The transformer has appeared throughout the text in a number of
described applications, from the basic dc supply to the soldering gun to the flyback transformer of a simple flash camera.
Transformers were used to increase or decrease the voltage or current level, to act as an impedance matching device, or in some cases to play a dual role of transformer action and reactive element.
They are so common in such a wide variety of systems that one should make an effort to be very familiar with their general characteristics. For most applications their design
today is such that they can be considered 100% efficient. That is, the power applied is the power delivered to the load. In general, however, they are frequently the largest element of a design and because of the nonlinearity of the B-H curve can cause some distortion of the transformed waveform.

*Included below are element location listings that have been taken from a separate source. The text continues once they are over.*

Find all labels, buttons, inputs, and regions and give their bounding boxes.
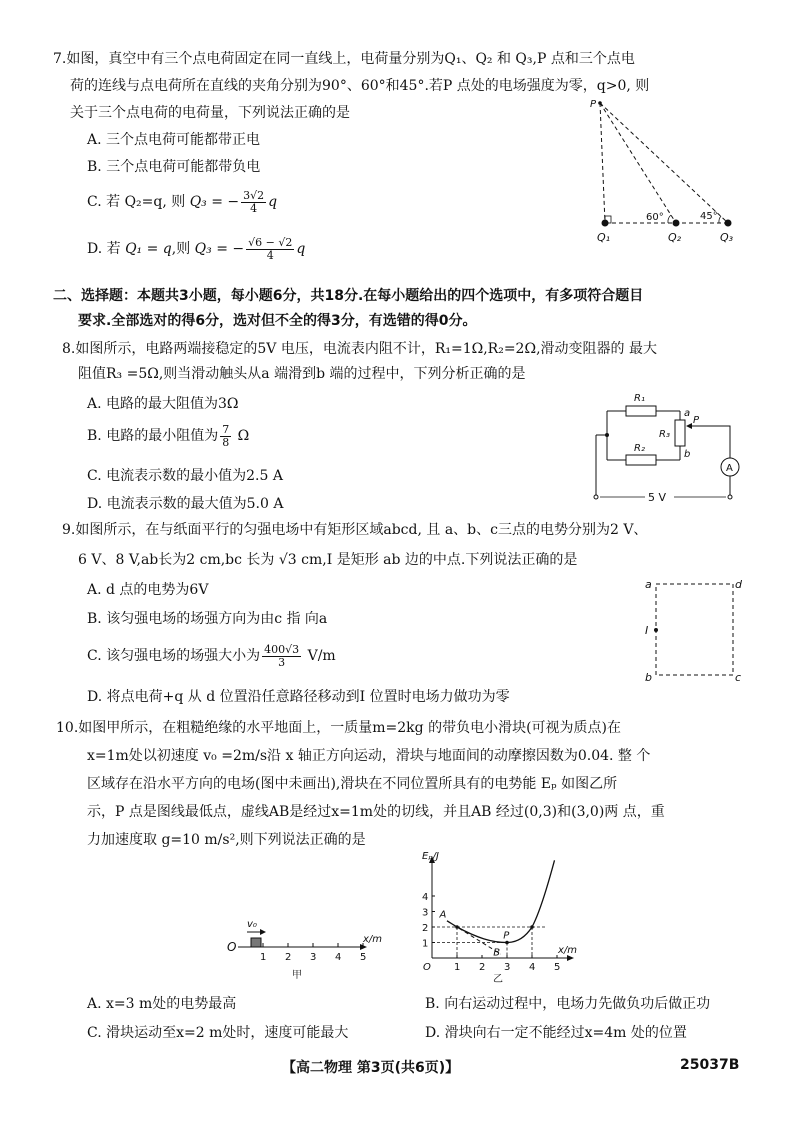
voltage-label: 5 V [648,491,667,504]
q9-line-2: 6 V、8 V,ab长为2 cm,bc 长为 √3 cm,I 是矩形 ab 边的中点.下列说法正确的是 [78,552,578,568]
q8-option-b-denominator: 8 [222,435,230,449]
resistor-r1 [626,406,656,416]
x-tick-label-1: 1 [454,962,461,973]
angle-45-label: 45° [700,211,718,222]
point-p-dot [598,101,602,105]
q10-line-3: 区域存在沿水平方向的电场(图中未画出),滑块在不同位置所具有的电势能 Eₚ 如图乙所 [87,776,618,792]
q9-option-c-suffix: V/m [303,648,336,665]
y-tick-label-3: 3 [422,907,429,919]
q7-option-d-denominator: 4 [266,248,274,262]
q8-option-b-prefix: B. 电路的最小阻值为 [87,428,219,445]
q8-line-1: 8.如图所示，电路两端接稳定的5V 电压，电流表内阻不计，R₁=1Ω,R₂=2Ω,滑动变阻器的 最大 [62,341,657,357]
tick-label-4: 4 [335,952,342,963]
q8-option-c: C. 电流表示数的最小值为2.5 A [87,468,283,484]
q8-line-2: 阻值R₃ =5Ω,则当滑动触头从a 端滑到b 端的过程中，下列分析正确的是 [78,366,526,382]
q9-option-c-numerator: 400√3 [264,643,300,656]
terminal-left [594,495,598,499]
q10-option-d: D. 滑块向右一定不能经过x=4m 处的位置 [425,1025,687,1041]
q7-line-2: 荷的连线与点电荷所在直线的夹角分别为90°、60°和45°.若P 点处的电场强度为零，q>0, 则 [70,78,650,94]
y-tick-label-4: 4 [422,892,429,903]
q7-option-d-fraction [246,237,294,261]
q10-line-5: 力加速度取 g=10 m/s²,则下列说法正确的是 [87,832,366,848]
x-axis-label: x/m [363,934,383,945]
q7-line-1: 7.如图，真空中有三个点电荷固定在同一直线上，电荷量分别为Q₁、Q₂ 和 Q₃,P 点和三个点电 [53,51,635,67]
q9-rectangle-diagram [640,575,745,685]
tick-group-jia [260,943,366,963]
q7-option-c-suffix: q [268,194,278,211]
point-b-label: B [493,947,501,959]
angle-45-arc [719,216,721,223]
point-p-label: P [590,99,597,110]
q8-option-b-suffix: Ω [233,428,250,445]
charge-q1-label: Q₁ [597,231,611,244]
corner-b-label: b [645,671,652,684]
q9-option-c-prefix: C. 该匀强电场的场强大小为 [87,648,261,665]
corner-a-label: a [645,578,652,591]
origin-label: O [227,940,237,954]
q7-option-d-condition: Q₁ = q [125,241,172,258]
rheostat-r3 [675,420,685,446]
q7-option-d-numerator: √6 − √2 [248,236,293,249]
q9-option-c-denominator: 3 [278,655,286,669]
section-2-line-1: 二、选择题：本题共3小题，每小题6分，共18分.在每小题给出的四个选项中，有多项符合题目 [53,288,644,304]
ticks-group [422,892,560,973]
q10-option-b: B. 向右运动过程中，电场力先做负功后做正功 [425,996,711,1012]
p-to-q3-line [600,103,728,223]
a-label: a [684,408,691,419]
corner-d-label: d [735,578,742,591]
b-label: b [684,449,691,460]
q10-figure-yi [400,850,585,985]
p-to-q1-line [600,103,605,223]
point-a-label: A [439,909,447,921]
charge-q2-label: Q₂ [668,231,682,244]
q7-option-d-prefix: D. 若 [87,241,126,258]
q8-option-d: D. 电流表示数的最大值为5.0 A [87,496,284,512]
q7-option-c [87,190,277,214]
q7-option-c-prefix: C. 若 Q₂=q, 则 [87,194,190,211]
q7-option-c-denominator: 4 [250,201,258,215]
terminal-right [728,495,732,499]
q7-option-c-numerator: 3√2 [243,189,265,202]
rectangle-abcd [656,584,733,675]
q7-option-d-lhs: Q₃ = − [194,241,245,258]
q7-charge-diagram [588,95,738,255]
caption-jia: 甲 [292,970,302,981]
q7-option-c-lhs: Q₃ = − [189,194,240,211]
q10-line-1: 10.如图甲所示，在粗糙绝缘的水平地面上，一质量m=2kg 的带负电小滑块(可视为质点)在 [56,720,621,736]
slider-arrow [686,423,692,429]
q10-option-a: A. x=3 m处的电势最高 [87,996,237,1012]
q7-option-c-fraction [241,190,266,214]
q9-option-c [87,644,336,668]
q9-option-c-fraction [262,644,301,668]
y-tick-label-1: 1 [422,938,429,950]
q10-figure-jia [200,915,383,985]
point-a-dot [455,925,459,929]
tick-label-1: 1 [260,952,267,963]
footer-page-info: 【高二物理 第3页(共6页)】 [282,1060,460,1076]
tick-label-5: 5 [360,952,367,963]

By now it should be clear that they are useful only in situations where the applied voltage is changing with time. The
application of a dc voltage to the primary will result in 0 V at the secondary, but the application of a voltage that changes with time, no matter what its general appearance, will result in a voltage on the secondary.
Always keep in mind that even though it can provide isolation
between the primary and secondary circuits, a transformer can transform the load impedance to the primary circuit at a level that can significantly impact on the behavior of the network. Even the smallest
impedance in the secondary can be made to appear very large in the primary when a step-down transformer is used.
Transformers, like every other component you may use, have power ratings. The larger the power rating, the larger the resulting transformer, primarily because of the larger conductors in the windings to handle the current.
The size of a transformer is also a function of the frequency involved. The lower the frequency, the larger the required transformer, as easily recognized by the size of large power transformers (also affected by the current levels as mentioned above). For the same power level the higher the frequency of transformation, the smaller the transformer can be.
Because of eddy current and hysteresis losses in a transformer, the design of the core is quite important. A solid core would introduce high levels of such losses, whereas a core constructed of sheets of high-permeability steel with the proper insulation between the sheets would reduce the losses significantly.
Although very fundamental in their basic structure, transformers are recognized as one of the major building blocks of electrical and electronic systems. There isn’t a publication on new components published that does not include a new design for the variety of applications developing every day.